- Born: January 22, 1947 (age 79) Tianjin, Republic of China
- Education: Yaohua School
- Occupation: Singer
- Years active: 1980–present
- Spouse: Zhang Peijun
- Children: Jiang Yi

Chinese name
- Traditional Chinese: 蔣大為
- Simplified Chinese: 蒋大为

Standard Mandarin
- Hanyu Pinyin: Jiǎng Dàweí
- Musical career
- Genres: Ethnic music
- Label: Yinhua Entertainment Culture

= Jiang Dawei =

Jiang Dawei (born January 22, 1947) is a Chinese folk singer, best known for a number of hit songs such as the theme song for the 1986 TV series Journey to the West. In 1968, he joined the Forest Trooper Art Troupe and began his singing career. In 1975, he joined the Beijing Central National Song and Dance Ensemble as a solo singer. He later became chairman of Central National Song and Dance Troupe, and the chairman of China Light Music Troupe.

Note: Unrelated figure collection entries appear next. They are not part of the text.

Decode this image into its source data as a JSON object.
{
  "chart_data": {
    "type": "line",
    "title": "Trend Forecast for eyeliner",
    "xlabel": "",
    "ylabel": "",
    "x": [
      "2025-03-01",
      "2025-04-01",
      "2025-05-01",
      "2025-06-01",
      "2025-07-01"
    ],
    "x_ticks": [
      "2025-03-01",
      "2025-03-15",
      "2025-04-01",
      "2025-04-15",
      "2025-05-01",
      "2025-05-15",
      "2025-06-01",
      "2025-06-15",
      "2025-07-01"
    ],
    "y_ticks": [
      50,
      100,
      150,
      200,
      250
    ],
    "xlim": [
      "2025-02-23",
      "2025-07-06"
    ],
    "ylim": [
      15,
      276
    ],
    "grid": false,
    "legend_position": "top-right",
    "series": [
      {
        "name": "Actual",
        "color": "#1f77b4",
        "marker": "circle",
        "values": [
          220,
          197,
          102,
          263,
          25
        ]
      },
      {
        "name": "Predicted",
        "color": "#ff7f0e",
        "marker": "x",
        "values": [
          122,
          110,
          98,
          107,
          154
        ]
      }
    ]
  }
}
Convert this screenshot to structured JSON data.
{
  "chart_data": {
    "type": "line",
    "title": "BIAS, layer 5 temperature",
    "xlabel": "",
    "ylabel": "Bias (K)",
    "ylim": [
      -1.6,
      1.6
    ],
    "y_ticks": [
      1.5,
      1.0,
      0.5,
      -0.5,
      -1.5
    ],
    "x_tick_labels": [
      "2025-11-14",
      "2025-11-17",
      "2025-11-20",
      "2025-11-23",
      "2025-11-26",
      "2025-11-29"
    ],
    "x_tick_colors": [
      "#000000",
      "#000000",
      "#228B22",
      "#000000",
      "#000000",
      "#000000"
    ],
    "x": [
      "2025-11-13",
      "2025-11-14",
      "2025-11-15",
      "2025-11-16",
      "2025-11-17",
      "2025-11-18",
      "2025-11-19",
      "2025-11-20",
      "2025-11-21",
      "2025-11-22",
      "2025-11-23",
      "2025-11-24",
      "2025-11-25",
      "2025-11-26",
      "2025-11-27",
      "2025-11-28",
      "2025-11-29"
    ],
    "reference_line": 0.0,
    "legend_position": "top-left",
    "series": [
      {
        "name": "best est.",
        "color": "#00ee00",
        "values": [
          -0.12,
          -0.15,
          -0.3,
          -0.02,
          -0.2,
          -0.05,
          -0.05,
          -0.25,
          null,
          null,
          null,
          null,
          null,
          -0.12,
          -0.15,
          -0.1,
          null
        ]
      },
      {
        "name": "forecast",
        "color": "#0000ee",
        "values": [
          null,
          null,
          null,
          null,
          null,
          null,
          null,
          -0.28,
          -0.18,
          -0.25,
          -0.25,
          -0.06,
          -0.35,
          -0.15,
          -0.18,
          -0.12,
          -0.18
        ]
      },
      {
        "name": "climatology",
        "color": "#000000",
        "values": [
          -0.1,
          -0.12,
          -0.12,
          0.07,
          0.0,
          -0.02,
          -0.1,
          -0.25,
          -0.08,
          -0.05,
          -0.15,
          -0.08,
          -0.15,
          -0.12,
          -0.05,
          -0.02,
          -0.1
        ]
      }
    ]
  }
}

Jiang Dawei has held concerts in the United States, Canada, Japan, Germany, Singapore, and Thailand.

==Personal life==
Jiang married Zhang Peijun (张佩君), who is a former solo singer in the Central Ensemble of National Minorities Songs and Dances. They have a daughter, Jiang Yi (蒋怡; born 1978), and she holds Canadian citizenship.